Ohne Wasserdampf gäbe es weder Wolken noch Regen. Daher trägt das Gas wesentlich zum täglichen Wettergeschehen bei. Darüber hinaus ist Wasserdampf aber auch das wirksamste aller Spurengase, die in den Strahlungshaushalt der Erde eingreifen und so die mittlere Temperatur der Erdatmosphäre bestimmen. Das merkt man zum Beispiel in schwülen Nächten: Durch den hohen Wasserdampfgehalt der bodennahen Luft verringert sich die nächtliche Abkühlung des Erdbodens im Vergleich zu einer trockenen Wettersituation. Bei der von Menschen verursachten Erwärmung des Klimasystems macht sich Wasserdampf durch eine wichtige positive Rückkopplung bemerkbar.

Strahlungswirkung des Wasserdampfs

Einerseits nimmt Wasserdampf Sonnenstrahlung auf, andererseits aber auch die von der Erde ausgesandte Wärmestrahlung. Der zweite Effekt, der Treibhauseffekt des Wasserdampfs, ist für die Klimawirkung der weitaus wichtigere. Zwei Drittel des natürlichen Treibhauseffekts werden durch den Wasserdampf hervorgerufen. Wasserdampf absorbiert Strahlung in weiten Bereichen des infraroten Spektralbereiches – das ist die sogenannte Wärmestrahlung. Nur im „atmosphärischen Fenster“ – das heißt, bei Wellenlängen zwischen 8 und 13 Mikrometer – kann vom Erdboden ausgehende Strahlung die Atmosphäre weitgehend ungehindert passieren, ohne von Wasserdampf abgefangen zu werden (ein Mikrometer entspricht einem Millionstel Meter).
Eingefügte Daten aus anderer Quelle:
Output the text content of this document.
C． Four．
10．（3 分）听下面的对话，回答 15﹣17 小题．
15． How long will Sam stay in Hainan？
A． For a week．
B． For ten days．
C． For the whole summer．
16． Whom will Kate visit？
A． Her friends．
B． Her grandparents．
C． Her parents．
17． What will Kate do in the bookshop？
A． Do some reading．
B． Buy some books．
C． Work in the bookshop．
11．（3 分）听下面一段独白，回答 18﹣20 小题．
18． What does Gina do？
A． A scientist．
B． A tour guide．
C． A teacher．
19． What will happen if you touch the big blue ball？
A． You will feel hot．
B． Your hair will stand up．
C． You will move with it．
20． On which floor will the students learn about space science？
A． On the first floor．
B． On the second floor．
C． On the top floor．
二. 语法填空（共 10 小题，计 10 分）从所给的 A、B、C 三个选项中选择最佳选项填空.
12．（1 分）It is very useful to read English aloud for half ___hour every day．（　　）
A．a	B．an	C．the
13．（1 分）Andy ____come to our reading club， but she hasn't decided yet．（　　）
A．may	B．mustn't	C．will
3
Weltkarte mit dunklen Markierungen für die Stellen mit besonders hohem Wasserdampfgehalt. Dieser ist besonders rund um den Erdäquator hoch.

Wasserdampfgehalt der Erdatmosphäre

Je feuchter und kälter eine Luftschicht ist, umso weniger Wärme strahlt der Boden ins All ab. Nimmt die Feuchtigkeit der Luft zu, dann absorbieren die zusätzlichen Wassermoleküle noch mehr infrarote Strahlung, welche von der Erdoberfläche nach oben ausgestrahlt wird. Es wird zwar auch in alle Richtungen mehr Energie abgestrahlt, allerdings mit geringerer Intensität wegen der niedrigeren Temperatur in der Atmosphäre. Damit ist der Energieverlust des Systems Erde-Atmosphäre kleiner, als er es wäre, wenn die Energie im Infrarotbereich direkt von der viel wärmeren Erdoberfläche aus ungehindert in den Weltraum gelangen würde. Die Folge ist eine Erwärmung der Luft unterhalb der Wasserdampfschicht, während sich darüber die Luft abkühlt.
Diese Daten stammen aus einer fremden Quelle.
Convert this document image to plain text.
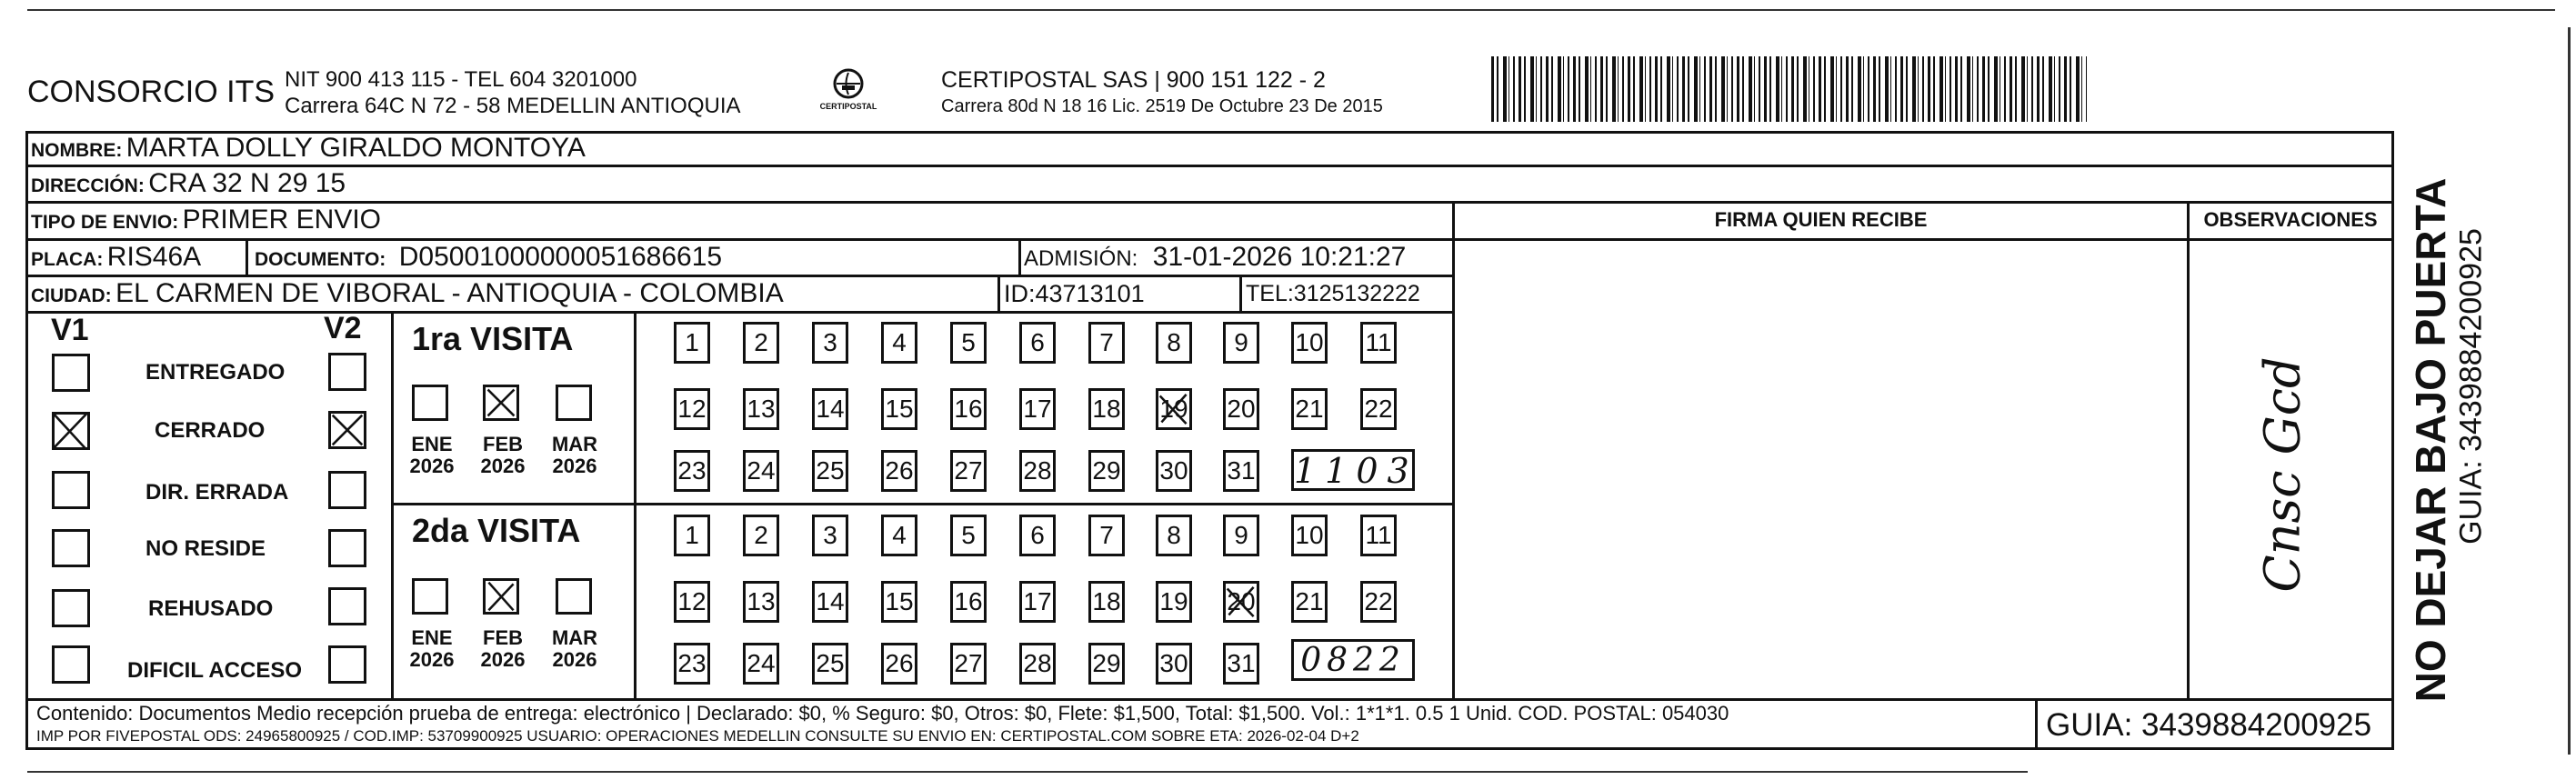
CONSORCIO ITS NIT 900 413 115 - TEL 604 3201000
Carrera 64C N 72 - 58 MEDELLIN ANTIOQUIA	CERTIPOSTAL
CERTIPOSTAL SAS | 900 151 122 - 2
Carrera 80d N 18 16 Lic. 2519 De Octubre 23 De 2015
NOMBRE: MARTA DOLLY GIRALDO MONTOYA
DIRECCIÓN: CRA 32 N 29 15
TIPO DE ENVIO: PRIMER ENVIO	FIRMA QUIEN RECIBE	OBSERVACIONES
PLACA: RIS46A	DOCUMENTO: D05001000000051686615	ADMISIÓN: 31-01-2026 10:21:27
CIUDAD: EL CARMEN DE VIBORAL - ANTIOQUIA - COLOMBIA	ID:43713101	TEL:3125132222
V1	V2
ENTREGADO
CERRADO
DIR. ERRADA
NO RESIDE
REHUSADO
DIFICIL ACCESO
1ra VISITA
ENE
2026
FEB
2026
MAR
2026
1	2	3	4	5	6	7	8	9	10 11
12 13 14 15 16 17 18 19 20 21 22
23 24 25 26 27 28 29 30 31 1103
2da VISITA
ENE
2026
FEB
2026
MAR
2026
1	2	3	4	5	6	7	8	9	10 11
12 13 14 15 16 17 18 19 20 21 22
23 24 25 26 27 28 29 30 31 0822
Cnsc Gcd NO DEJAR BAJO PUERTA GUIA: 3439884200925
Contenido: Documentos Medio recepción prueba de entrega: electrónico | Declarado: $0, % Seguro: $0, Otros: $0, Flete: $1,500, Total: $1,500. Vol.: 1*1*1. 0.5 1 Unid. COD. POSTAL: 054030
IMP POR FIVEPOSTAL ODS: 24965800925 / COD.IMP: 53709900925 USUARIO: OPERACIONES MEDELLIN CONSULTE SU ENVIO EN: CERTIPOSTAL.COM SOBRE ETA: 2026-02-04 D+2	GUIA: 3439884200925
Die Wasserdampfrückkopplung

Wasserdampf gelangt durch Verdunstung an der Erdoberfläche in die Atmosphäre, vor allem über den Ozeanen. Je höher die Temperatur ist, desto mehr Wasserdampf kann die Luft speichern. Im untersten Stockwerk der Atmosphäre – der Troposphäre – nimmt die Temperatur mit zunehmender Höhe immer weiter ab. Dadurch sinkt auch der Feuchtegehalt stark.

Gelangt durch menschliche Aktivitäten zusätzlicher Wasserdampf in die Troposphäre, führt das interessanterweise nicht zu einer verstärkten Klimawirkung. Die Verweilzeit von Wasserdampf ist nämlich zu gering, als dass geringe zusätzliche Emissionen seine mittlere Konzentration erhöhen könnten. Wolken und Niederschlag bilden sich so schnell, dass das Wasser innerhalb von Tagen wieder auf der Erdoberfläche ankommt.
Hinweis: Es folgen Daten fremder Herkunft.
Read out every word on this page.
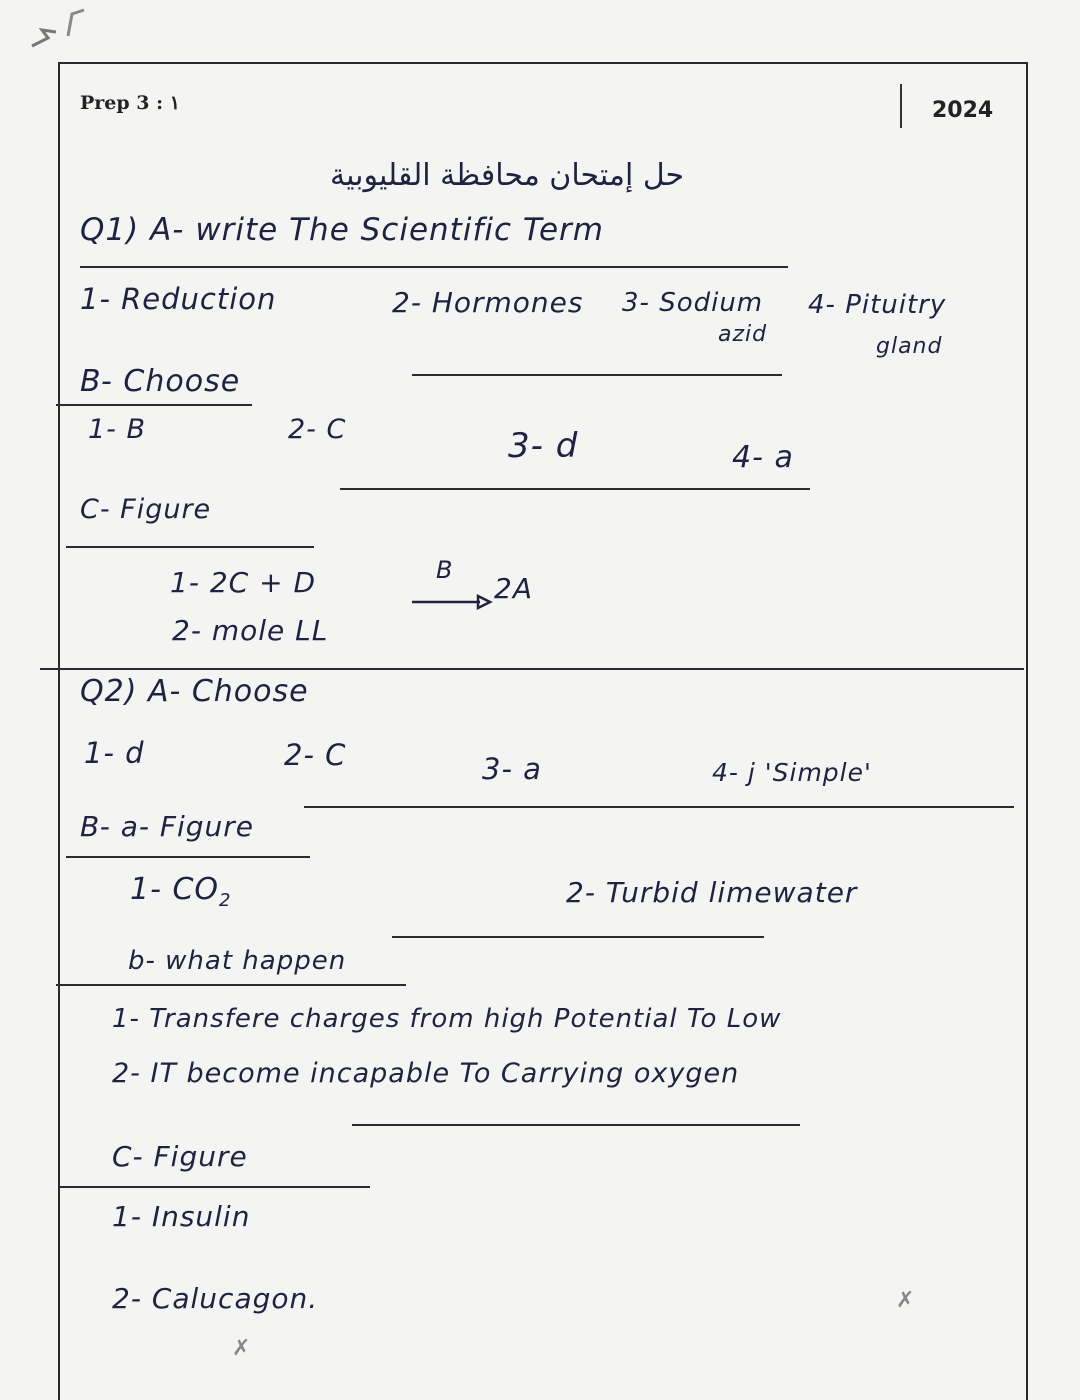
Prep 3 : ١	2024
حل إمتحان محافظة القليوبية
Q1) A- write The Scientific Term
1- Reduction	2- Hormones 3- Sodium
azid
4- Pituitry
gland
B- Choose
1- B	2- C	3- d	4- a
C- Figure
1- 2C + D	B
2A
2- mole LL
Q2) A- Choose
1- d	2- C	3- a	4- j 'Simple'
B- a- Figure
1- $CO_2$	2- Turbid limewater
b- what happen
1- Transfere charges from high Potential To Low
2- IT become incapable To Carrying oxygen
C- Figure
1- Insulin
2- Calucagon.	✗
✗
Eine Wasserdampfänderung mit nachhaltiger Klimawirkung kann aber auf andere Weise eintreten: Durch eine positive Rückkopplung verstärkt das Gas die Wirkung anderer, langlebigerer Treibhausgase. Erwärmt sich die Troposphäre durch eine erhöhte Absorption von Strahlung – beispielsweise ausgelöst durch eine Zunahme der CO2-Konzentration –, wächst sowohl die Verdunstung an der Erdoberfläche als auch die Aufnahmefähigkeit der Luft für Wasserdampf. In einer erwärmten Troposphäre steigt darum der Wasserdampfgehalt und eine zusätzliche Strahlungserwärmung wird erzeugt. Das ist die positive Rückkopplung.

In Computermodellen wird für die aktuelle Klimaerwärmung eine Zunahme des atmosphärischen Wasserdampfs simuliert. Messungen mit verschiedenen Messsystemen belegen diese Zunahme. Die Wasserdampfrückkopplung in der Troposphäre gilt daher als einer der am besten verstandenen Rückkopplungsmechanismen im Klimasystem.

Offene Fragen in Bezug auf die Stratosphäre

Der allergrößte Teil des atmosphärischen Wasserdampfs befindet sich in den unteren Schichten der Troposphäre. Trotzdem kommt dem Wasserdampf im zweiten Stockwerk der Atmosphäre – der Stratosphäre – eine relativ bedeutende Rolle zu. Vor allem in der unteren Stratosphäre herrschen extrem niedrige Temperaturen, was die Treibhauswirkung durch Änderungen des Wasserdampfgehalts in diesen Schichten fördert. Global betrachtet könnte die Strahlungsrückkopplung durch Änderungen des stratosphärischen Wasserdampfs die gleiche Größenordnung wie entsprechende Rückkopplungen durch Wolken oder das Meereis erreichen.

Die physikalischen Prozesse, die den stratosphärischen Wasserdampfgehalt bestimmen, sind vielfältiger und weniger zuverlässig bekannt als im Falle des troposphärischen Wasserdampfs, der durch bodennahe Verdunstung (siehe oben) gesteuert wird. Wasserdampfmessungen in der Stratosphäre liegen seit 1960 vor, allerdings beruhen sie auf nur wenigen Instrumentensystemen und sind teilweise nur an wenigen Orten verfügbar. Die gemessenen Trends der stratosphärischen Feuchte schwanken von Dekade zu Dekade. Hinsichtlich des globalen Gesamteffekts ist die Rolle des stratosphärischen Wasserdampfs daher noch nicht hinreichend geklärt.